Sql – How to get distinct rows faster from a huge table

distinctgroup-byoracleperformancesql

I have a huge table which contains about 250 million rows. I have only SELECT privilege to this table. My intention is to query distinct records from a specific columns. I'm using a query

select var1, count(*)
from hr.hugetable
group by var1

This query takes about 15 minutes to complete. There is no index on var1 and I'm not able to add it. Is there a way to refine this query to fetch results faster? This query would also do it (I do not need count the record, only distinct values), but I think it is not faster.

select distinct Var1
from hr.hugetable

Best Answer

You should talk to your DBA about your options, including indexing the column, and potentially more involved possibilities like a materialized view, if it's a frequently-executed query.

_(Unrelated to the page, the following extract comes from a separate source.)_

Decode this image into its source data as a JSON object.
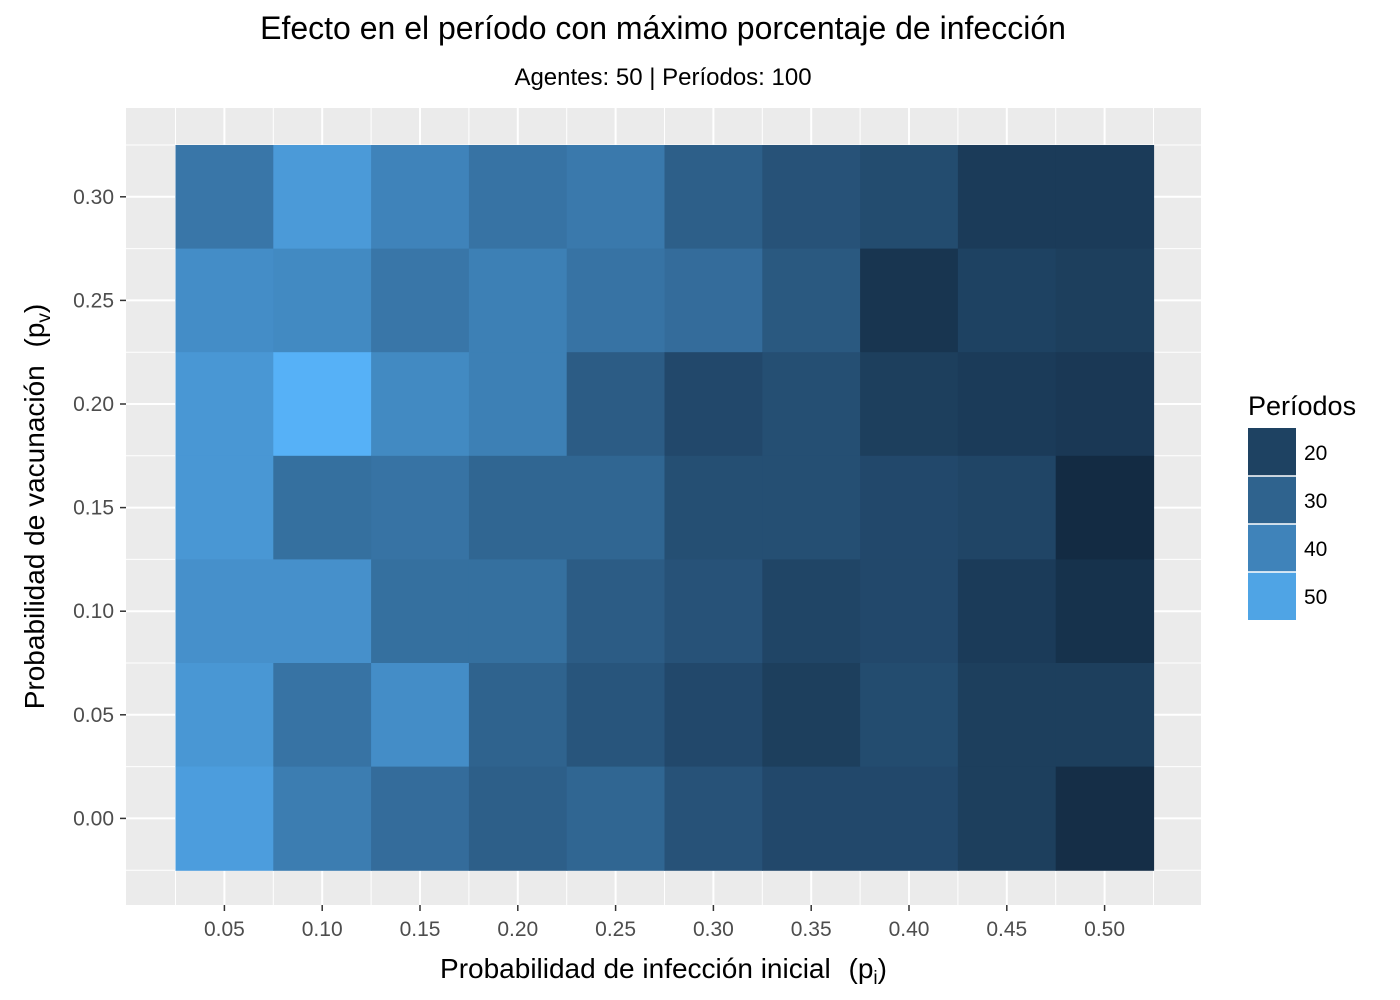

One possibility to consider is to parallelise the query, but be aware that this could actually slow it down depending on where the bottleneck is. There's a white paper from Oracle on parallelisation.

In principle you could add the parallel hint:

select /*+ parallel */ distinct var1
from hr.hugetable

You should discuss that with your DBA too, particularly the degree of parallelism (DOP) to use, and whether automatic DOP is appropriate. Also read up on what it does in the documentation, and compare the explain plans and timings - including at different DOP - to see what's appropriate. You don't want to risk impacting other users with what you're doing, so approach with caution, and with the DBA's involvement.